A recent post about truing bicycle wheels
Truing a bicycle wheel - GIF
reminded me of a spoking and truing setup that I made and use.
I was told by wheel building professionals that no fixtures could replace the need for manual wheel truing after spoking. Not being a skilled a wheel builder I needed all the help that i could get and I was sure that using physics and an appropriate fixture and spoking technique could replace the skilled manual truing.
Here is a photo description of the tool that I built to sit on a flat optical table.
The most common bearing sizes in the wheels likely to be of interest to me were/are 15, 17 and 20mm, so I decided to use a 15 mm spindle with sleeves to take care of the larger sizes.
Click for full size
The 15mm spindle was a press fit into an old lathe handwheel which gets bolted to the optical table. This gave a rigid and accurate alignment of the wheel centre. After pressing the axle to the handwheel, the axle was mounted in a lathe and the base of the handwheel was machined to ensure truth.
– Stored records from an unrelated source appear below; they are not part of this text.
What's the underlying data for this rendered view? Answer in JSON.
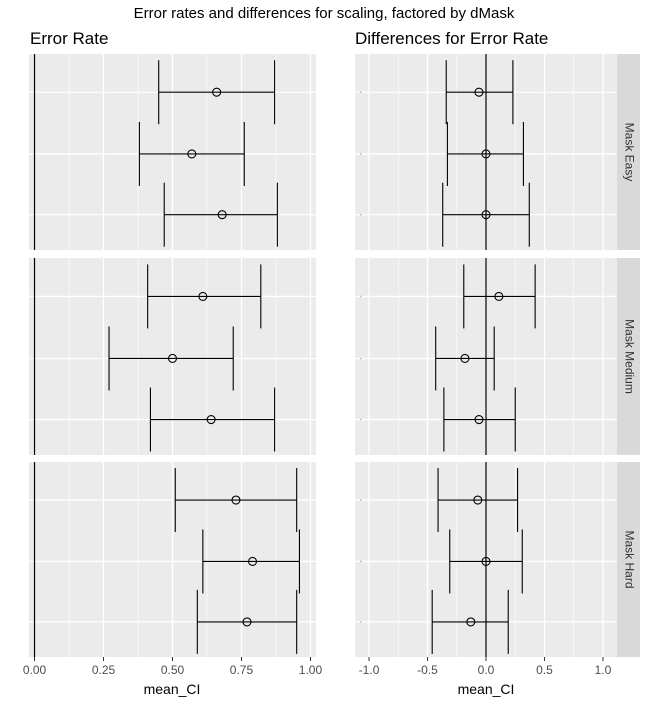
{
  "title": "Error rates and differences for scaling, factored by dMask",
  "colors": {
    "panel_bg": "#ebebeb",
    "grid": "#ffffff",
    "strip_bg": "#d9d9d9",
    "mark": "#000000",
    "ref_point": "#f4a6a6"
  },
  "chart_data": [
    {
      "type": "errorbar",
      "title": "Error Rate",
      "xlabel": "mean_CI",
      "ylabel": "",
      "xlim": [
        -0.02,
        1.02
      ],
      "xticks": [
        0.0,
        0.25,
        0.5,
        0.75,
        1.0
      ],
      "xtick_labels": [
        "0.00",
        "0.25",
        "0.50",
        "0.75",
        "1.00"
      ],
      "vline": 0,
      "grid": true,
      "facets": [
        {
          "name": "Mask Easy",
          "points": [
            {
              "mean": 0.66,
              "lo": 0.45,
              "hi": 0.87
            },
            {
              "mean": 0.57,
              "lo": 0.38,
              "hi": 0.76
            },
            {
              "mean": 0.68,
              "lo": 0.47,
              "hi": 0.88
            }
          ]
        },
        {
          "name": "Mask Medium",
          "points": [
            {
              "mean": 0.61,
              "lo": 0.41,
              "hi": 0.82
            },
            {
              "mean": 0.5,
              "lo": 0.27,
              "hi": 0.72
            },
            {
              "mean": 0.64,
              "lo": 0.42,
              "hi": 0.87
            }
          ]
        },
        {
          "name": "Mask Hard",
          "points": [
            {
              "mean": 0.73,
              "lo": 0.51,
              "hi": 0.95
            },
            {
              "mean": 0.79,
              "lo": 0.61,
              "hi": 0.96
            },
            {
              "mean": 0.77,
              "lo": 0.59,
              "hi": 0.95
            }
          ]
        }
      ]
    },
    {
      "type": "errorbar",
      "title": "Differences for Error Rate",
      "xlabel": "mean_CI",
      "ylabel": "",
      "xlim": [
        -1.12,
        1.12
      ],
      "xticks": [
        -1.0,
        -0.5,
        0.0,
        0.5,
        1.0
      ],
      "xtick_labels": [
        "-1.0",
        "-0.5",
        "0.0",
        "0.5",
        "1.0"
      ],
      "vline": 0,
      "ref_points_x": -1.07,
      "grid": true,
      "facets": [
        {
          "name": "Mask Easy",
          "points": [
            {
              "mean": -0.06,
              "lo": -0.34,
              "hi": 0.23
            },
            {
              "mean": 0.0,
              "lo": -0.33,
              "hi": 0.32
            },
            {
              "mean": 0.0,
              "lo": -0.37,
              "hi": 0.37
            }
          ]
        },
        {
          "name": "Mask Medium",
          "points": [
            {
              "mean": 0.11,
              "lo": -0.19,
              "hi": 0.42
            },
            {
              "mean": -0.18,
              "lo": -0.43,
              "hi": 0.07
            },
            {
              "mean": -0.06,
              "lo": -0.36,
              "hi": 0.25
            }
          ]
        },
        {
          "name": "Mask Hard",
          "points": [
            {
              "mean": -0.07,
              "lo": -0.41,
              "hi": 0.27
            },
            {
              "mean": 0.0,
              "lo": -0.31,
              "hi": 0.31
            },
            {
              "mean": -0.13,
              "lo": -0.46,
              "hi": 0.19
            }
          ]
        }
      ]
    }
  ]
}
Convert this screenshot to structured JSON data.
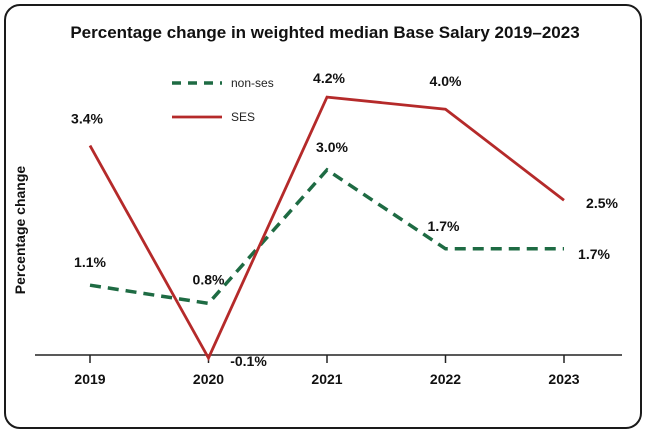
{
  "chart_data": {
    "type": "line",
    "title": "Percentage change in weighted median Base Salary 2019–2023",
    "xlabel": "",
    "ylabel": "Percentage change",
    "categories": [
      "2019",
      "2020",
      "2021",
      "2022",
      "2023"
    ],
    "ylim": [
      -0.1,
      4.3
    ],
    "grid": false,
    "legend_position": "top-left",
    "series": [
      {
        "name": "non-ses",
        "values": [
          1.1,
          0.8,
          3.0,
          1.7,
          1.7
        ],
        "labels": [
          "1.1%",
          "0.8%",
          "3.0%",
          "1.7%",
          "1.7%"
        ],
        "color": "#1e6b43",
        "style": "dashed"
      },
      {
        "name": "SES",
        "values": [
          3.4,
          -0.1,
          4.2,
          4.0,
          2.5
        ],
        "labels": [
          "3.4%",
          "-0.1%",
          "4.2%",
          "4.0%",
          "2.5%"
        ],
        "color": "#b52a2a",
        "style": "solid"
      }
    ]
  }
}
To locate the rim true to the spindle I made three Delrin locating and alignment pieces which were attached to the table via slotted adjustable mounts, so as to cater for 18" and 19" rims.
Adjustable mounts are fine but you need some way to ensure correct alignment, For that purpose I made a setting tool. It pivotted about the 15 mm axle. and a piece at right angles was used to ensure that all three mounts were radially aligned. The far edge of the spindle sleeve was machined flat to sit on a surface plate for setting.
Setting the length of the setting tool.
Using the setting tool to position the rim clamps.
Here are the rim and hub mounted ready for spoking.
That seems to be the limit of the photos that I have, so to continue verbally.
If the wheel was to come off the fixture true, then the spokes had to have near equal tension in all. You can get small torque wrenches for tightening spokes but I know that tightening torque is affected by so many factors that prevent torque being an exact guide to spoke tension. A better guide is its frequency response to an impact. So I set up a microphone to sample the sound when the spoke is given a tap with a small bar. The sound is then passed through a Fourier transform to put the sound into the frequency domain and plot a spectrum. I then tightened the spokes such that fundamental frequency of each spoke had the same amplitude. In general various spokes did not have the same overall spectrum due to numerous factors, but I was confident that equalising the fundamentals was about as good as possible. So it proved, the wheels that I spoke using this technique come off the fixture needing no further alignment. That is the wonder of physics.